Concepts are important in any research study. They are utilized to develop nursing theories. In essence, nursing theories originate from concepts. To achieve theory development, concepts must be defined. Additionally, they must be refined to establish connection with the theory. This paper will explore conceptual components of theory.
Conceptual components of theory
Components form the blocks for theory construction. Besides, concepts create hypothesis. Hypothesis is usually accepted through use of concepts. Any theory can only be understood if its concepts are clearly outlined or if those expected to understand it are well conversant with the concepts. In essence, there can be no theory without concepts. Concepts make the building blocks of nursing theories (Rushing, 2008, pp. 198-210).
How the components are observed and measured in practice
Components of nursing theories can be observed and measured through research studies. Moreover, since most concepts are usually accepted, they are observed based on accepted rules for observation. They are also measured based on agreed procedures. In essence, assumptions are usually made on ways of observation and measurements.
Nursing theory has numerous concepts. Among which are four main ones namely health, patient, environment and nursing roles/goals and functions. Middle range theories such as Johnson’s theory of sensation have utilized a number of nursing concepts.

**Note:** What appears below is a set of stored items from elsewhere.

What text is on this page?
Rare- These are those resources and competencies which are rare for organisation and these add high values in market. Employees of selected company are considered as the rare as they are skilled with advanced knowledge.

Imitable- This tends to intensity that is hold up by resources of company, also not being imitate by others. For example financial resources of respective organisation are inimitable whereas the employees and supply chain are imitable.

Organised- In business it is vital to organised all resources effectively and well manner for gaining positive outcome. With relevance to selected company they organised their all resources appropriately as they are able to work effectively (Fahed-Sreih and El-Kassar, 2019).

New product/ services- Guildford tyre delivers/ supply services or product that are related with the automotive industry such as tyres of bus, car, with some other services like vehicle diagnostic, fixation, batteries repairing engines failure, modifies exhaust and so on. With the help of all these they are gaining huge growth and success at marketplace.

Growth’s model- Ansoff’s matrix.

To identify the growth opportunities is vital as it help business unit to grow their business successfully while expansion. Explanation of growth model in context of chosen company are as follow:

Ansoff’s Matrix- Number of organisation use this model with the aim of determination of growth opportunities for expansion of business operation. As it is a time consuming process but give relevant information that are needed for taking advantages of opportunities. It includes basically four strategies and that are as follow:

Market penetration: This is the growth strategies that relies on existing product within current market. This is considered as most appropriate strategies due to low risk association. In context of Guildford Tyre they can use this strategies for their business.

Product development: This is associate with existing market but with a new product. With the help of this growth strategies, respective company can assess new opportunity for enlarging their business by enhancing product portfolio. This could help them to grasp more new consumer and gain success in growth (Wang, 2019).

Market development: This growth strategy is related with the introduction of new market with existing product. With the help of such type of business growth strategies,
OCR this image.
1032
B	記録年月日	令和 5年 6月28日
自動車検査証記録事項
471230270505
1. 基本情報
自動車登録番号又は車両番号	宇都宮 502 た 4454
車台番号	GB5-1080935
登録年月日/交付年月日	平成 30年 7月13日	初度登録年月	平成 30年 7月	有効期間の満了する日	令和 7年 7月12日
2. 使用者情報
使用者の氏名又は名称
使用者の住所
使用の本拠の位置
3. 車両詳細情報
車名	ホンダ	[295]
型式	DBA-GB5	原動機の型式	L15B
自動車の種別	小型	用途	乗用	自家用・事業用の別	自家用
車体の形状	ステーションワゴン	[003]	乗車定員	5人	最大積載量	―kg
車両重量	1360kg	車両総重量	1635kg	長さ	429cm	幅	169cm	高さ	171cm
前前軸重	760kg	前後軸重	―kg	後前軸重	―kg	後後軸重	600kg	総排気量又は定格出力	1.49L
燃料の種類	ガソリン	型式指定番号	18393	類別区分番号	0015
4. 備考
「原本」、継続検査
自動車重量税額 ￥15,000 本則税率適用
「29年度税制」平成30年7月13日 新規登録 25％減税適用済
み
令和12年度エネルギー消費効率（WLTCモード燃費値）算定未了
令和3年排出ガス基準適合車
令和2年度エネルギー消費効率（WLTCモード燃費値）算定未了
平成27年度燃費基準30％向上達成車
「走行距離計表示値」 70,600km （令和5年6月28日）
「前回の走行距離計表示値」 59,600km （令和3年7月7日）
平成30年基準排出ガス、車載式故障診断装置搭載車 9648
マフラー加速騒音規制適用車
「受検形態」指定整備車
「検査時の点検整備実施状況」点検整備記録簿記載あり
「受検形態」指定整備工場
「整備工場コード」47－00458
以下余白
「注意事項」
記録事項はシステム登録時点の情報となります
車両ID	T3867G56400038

This can be observed through the patient’s behavior, nursing goals, health and environment of nursing (Veo, 2010, pp.17-22).
For instance, the theory of sensation states that inconsistencies between what is experienced and expected in physical sensation usually result in distress. This can be observed through seeing, tasting, smelling and hearing. In essence, Johnson argues that when one is prepared to face surgery prior to the event, this reduces anxiety and thus increases his ability to cooperate fully throughout the procedure.
It is also necessary to note that concepts are usually defined by measuring operation utilized. For instance, health can be measured by body mass index. Secondly, nursing can be measured through functions or roles. It is necessary to note that some concepts can only be measured indirectly using indicators.
How the theory has evolved based on the testing of the concepts
The theory of sensation has evolved over time. This has spanned through different theorists including psychologists. Scientific theories change whenever new findings come up. This usually happens when new findings faults old ideas. In the process, new interpretations are usually presented on old data. Sensation has evolved over time due to change in personality constructs/concepts.
Moreover, interaction with the environment has also led to behavioral changes. Modernized technologies have also led to advanced ways of measuring sensation. This has led to significant changes in concepts of the theory of sensation. In essence, when methods of observation and measuring of concepts change, it is probable that concepts also change to give new interpretations.
Testing of concepts over time change with advent of new technologies and ideas. Validity of constructs is usually based on research and theory. Nursing theories are developed by defining and redefining concepts based on research. This evolves based on new constructs (Wills & McEwen, 2010).
Concepts are essential in development of theories. They form the basic blocks of theories. They are characterized by assumptions since they are usually accepted for the period of time in which they are applicable. That is, once new ideas are brought forth, they are usually changed to fit into new constructs.
Rushing, A. (2008). The unitary life pattern of persons experiencing serenity in recovery from alcohol and drug addiction. Advances in Nursing Science, 31(3), 198-210.
Veo, P. (2010). Concept mapping for applying theory to nursing practice. Journal for Nurses in Staff Development, 26(1), 17-22.
Wills, M. & McEwen, M. (2010). Theoretical Basis for Nursing. Philadelphia, PA: Lippincott Williams & Wilkins.